Reuters reports that projections are calling for a loss of Audi’s momentum, as ISI asserts that the automaker may be outsold once more by Mercedes next year following three years in the industry’s No. 2slot. Neither will overtake BMW’s global sales by 2020, ISI says.
Audi still spent 16 percent more on its R&D budget, to 2.9 billion euros last year, from 2010, but it hardly compared to BMW’s 43 percent surge to 4 billion euros, company data reveal. Daimler put up a 14 percent gain to 5.6 billion euros.
While Audi denies that its technological edge is dulling, executives with the firm tell a different story.
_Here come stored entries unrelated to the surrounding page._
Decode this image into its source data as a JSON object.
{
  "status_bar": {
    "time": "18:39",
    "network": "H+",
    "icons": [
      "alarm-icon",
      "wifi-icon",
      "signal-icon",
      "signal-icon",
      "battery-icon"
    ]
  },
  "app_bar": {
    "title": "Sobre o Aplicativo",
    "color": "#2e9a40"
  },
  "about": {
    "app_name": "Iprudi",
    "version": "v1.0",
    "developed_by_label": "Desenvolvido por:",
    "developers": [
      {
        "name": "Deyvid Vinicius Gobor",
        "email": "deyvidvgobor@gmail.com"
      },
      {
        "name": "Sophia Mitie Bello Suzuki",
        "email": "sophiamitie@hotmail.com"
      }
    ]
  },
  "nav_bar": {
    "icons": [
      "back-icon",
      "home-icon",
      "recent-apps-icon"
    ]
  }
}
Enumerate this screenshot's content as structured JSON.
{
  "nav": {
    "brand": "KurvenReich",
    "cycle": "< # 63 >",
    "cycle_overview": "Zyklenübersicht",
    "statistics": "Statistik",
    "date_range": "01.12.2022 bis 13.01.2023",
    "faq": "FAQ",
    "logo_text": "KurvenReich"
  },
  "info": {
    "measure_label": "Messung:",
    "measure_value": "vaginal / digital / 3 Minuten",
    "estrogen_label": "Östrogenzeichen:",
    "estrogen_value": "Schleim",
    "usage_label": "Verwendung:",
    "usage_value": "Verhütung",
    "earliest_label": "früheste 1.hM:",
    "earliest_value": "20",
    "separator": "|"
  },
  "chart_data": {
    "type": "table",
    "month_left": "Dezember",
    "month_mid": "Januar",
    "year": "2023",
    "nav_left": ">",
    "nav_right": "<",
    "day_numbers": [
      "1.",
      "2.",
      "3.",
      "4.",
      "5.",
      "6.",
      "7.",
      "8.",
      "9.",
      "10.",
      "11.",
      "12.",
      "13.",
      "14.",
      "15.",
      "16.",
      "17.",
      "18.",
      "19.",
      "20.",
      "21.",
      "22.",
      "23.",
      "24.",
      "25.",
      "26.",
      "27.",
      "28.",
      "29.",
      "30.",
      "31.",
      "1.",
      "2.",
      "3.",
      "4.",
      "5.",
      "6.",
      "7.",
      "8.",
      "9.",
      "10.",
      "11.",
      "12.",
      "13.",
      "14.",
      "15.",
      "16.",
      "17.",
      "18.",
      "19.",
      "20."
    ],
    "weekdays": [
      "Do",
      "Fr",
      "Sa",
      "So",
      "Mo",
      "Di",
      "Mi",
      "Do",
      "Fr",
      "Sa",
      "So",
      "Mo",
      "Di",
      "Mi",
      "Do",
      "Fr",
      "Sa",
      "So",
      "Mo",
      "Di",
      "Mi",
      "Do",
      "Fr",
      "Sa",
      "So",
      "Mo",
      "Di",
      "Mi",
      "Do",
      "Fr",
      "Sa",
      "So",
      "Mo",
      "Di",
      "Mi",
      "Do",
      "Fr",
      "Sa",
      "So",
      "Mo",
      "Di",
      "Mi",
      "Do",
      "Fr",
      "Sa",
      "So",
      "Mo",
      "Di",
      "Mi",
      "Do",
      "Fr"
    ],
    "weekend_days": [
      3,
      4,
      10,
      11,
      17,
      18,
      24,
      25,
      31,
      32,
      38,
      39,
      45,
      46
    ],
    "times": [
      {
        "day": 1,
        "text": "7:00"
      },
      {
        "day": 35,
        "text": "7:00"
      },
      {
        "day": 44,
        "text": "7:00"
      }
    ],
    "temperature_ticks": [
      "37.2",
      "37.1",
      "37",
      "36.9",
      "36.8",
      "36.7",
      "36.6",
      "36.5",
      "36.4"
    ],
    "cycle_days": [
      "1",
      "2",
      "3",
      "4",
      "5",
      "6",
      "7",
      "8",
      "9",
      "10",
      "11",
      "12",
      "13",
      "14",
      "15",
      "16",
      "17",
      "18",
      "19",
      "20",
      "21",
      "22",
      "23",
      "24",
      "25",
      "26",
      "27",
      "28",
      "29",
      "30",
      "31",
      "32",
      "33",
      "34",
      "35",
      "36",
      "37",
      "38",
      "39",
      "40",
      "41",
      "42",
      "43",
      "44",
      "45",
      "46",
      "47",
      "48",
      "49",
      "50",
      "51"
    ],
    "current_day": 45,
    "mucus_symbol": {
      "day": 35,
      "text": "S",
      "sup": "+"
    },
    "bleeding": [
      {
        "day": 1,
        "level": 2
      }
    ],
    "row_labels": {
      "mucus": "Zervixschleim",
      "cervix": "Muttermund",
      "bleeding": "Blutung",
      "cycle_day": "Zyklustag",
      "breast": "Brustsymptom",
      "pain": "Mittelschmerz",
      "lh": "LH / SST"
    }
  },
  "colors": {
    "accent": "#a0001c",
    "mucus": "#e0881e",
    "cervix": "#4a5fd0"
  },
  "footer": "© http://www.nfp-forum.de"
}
A source said to Reuters that Audi’s latest R&D chief, Ulrich Hackenberg, apparently pulled a concept car from September’s Frankfurt car show unexpectedly and ordered engineers to install an alternative hybrid powertrain.
Analysts believe that a certain degree of brain drain is at play, as well, after Audi’s CEO, R&D chief, and top designer all left to take up positions at the VW brand in 2007. Audi’s head of engine development soon followed, taking up a residency at Porsche.
The source added that Audi is planning to bring some fresh design and create a more distinctive face for high-end models and sportier vehicles, increase its lightweight construction, and fill in any holes in its SUV menu, while expanding to 60 models from 46, Reuters reports.